Signaling error causes KTX train to jump tracks
Published: 09 Dec. 2018, 19:40
The Seoul-bound train carrying 198 passengers derailed five minutes after departing Gangneung Station at around 7:30 a.m, while traveling at a speed of 103 miles per hour.
All 10 of its cars went off the rails, with the front two cars splitting off and coming to a rest at oblique angles to the tracks.
15 passengers were taken to a nearby hospital after suffering minor injuries from the accident.
Operations to remove the derailed cars began immediately on Saturday evening and continued through Sunday amid freezing temperatures in Gangwon. Over 300 personnel were deployed for the recovery operation, along with several cranes.
The exact cause of the accident, which came less than a year after the Seoul-Gangneung KTX line was opened ahead of the Winter Olympic Games in nearby Pyeongchang in February 2017, is believed to have been a faulty signaling error, according to an initial assessment by Transport Ministry officials.
The accident occurred at a juncture where a single track leading to Seoul diverges into two separate tracks headed to Gangneung and Yeongju, North Gyeongsang.
A faulty signal did not properly convey that the tracks had not yet been switched, said Oh Young-sik, CEO of the train’s public operator, the Korea Railroad Corporation (Korail).
Korail shut down KTX train services between the capital and Gangneung, leaving dozens stranded in the northeastern province. The recovery operations were expected to be completed on Monday morning.
The accident came as a shock to both Korail and the government, since only three days earlier Prime Minister Lee Nak-yon dressed down the company for mismanagement following two other mishaps in Busan and North Chungcheong.
“We would like to extend our sincere apologies to the people with regards to yet another accident,” said Transport Minister Kim Hyeon-mee in a lengthy apology given at the accident site on Sunday. “The fact that such a major accident has occurred testifies to how imprecise operations have been at Korail.”
Saying that Korail had “lost the trust of the people,” Kim vowed that the government would take appropriate measures with regards to the company’s management, a statement some analysts say could mean the ministry intends to sack Oh - a former ruling party lawmaker - as Korail CEO.
The political opposition, headed by the Liberty Korea Party (LKP), used the accident to criticize the current administration. The LKP floor spokeswoman, Song Hee-gyoung, on Saturday said that over a third of Korail’s top management are political appointees linked to the ruling Democratic Party (DP), who she claimed have “little experience or understanding of railway operations.”

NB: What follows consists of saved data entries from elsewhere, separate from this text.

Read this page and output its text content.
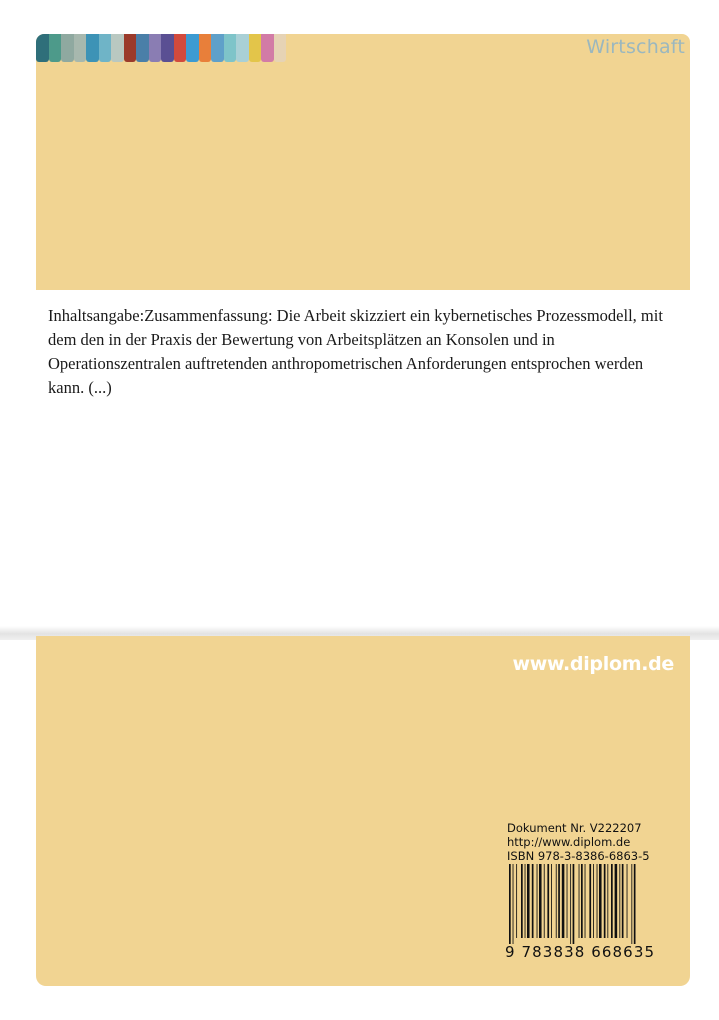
Wirtschaft

Inhaltsangabe:Zusammenfassung: Die Arbeit skizziert ein kybernetisches Prozessmodell, mit dem den in der Praxis der Bewertung von Arbeitsplätzen an Konsolen und in Operationszentralen auftretenden anthropometrischen Anforderungen entsprochen werden kann. (...)

www.diplom.de
Dokument Nr. V222207
http://www.diplom.de
ISBN 978-3-8386-6863-5
9 783838 668635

Another LKP lawmaker, Hong Chul-ho, cited a Korail report that showed there have been 661 train-related accidents between 2013 and last July, with 109 of those accidents involving KTX bullet trains. Among the 51 accidents that occurred this year, 22 of them - 43.1 percent - were caused by mechanical errors that ranged from outdated infrastructure to breakdowns.
Hong, who is a member of the legislature’s land, infrastructure and transport committee, said that Korail should focus on preemptively monitoring possible mechanical faults rather than trying to fix problems after they have already occurred.
This latest accident, the biggest railway disaster this year, also raises doubts about the government’s grand plan to connect South Korea’s railroads to the North and export the country’s rail systems abroad.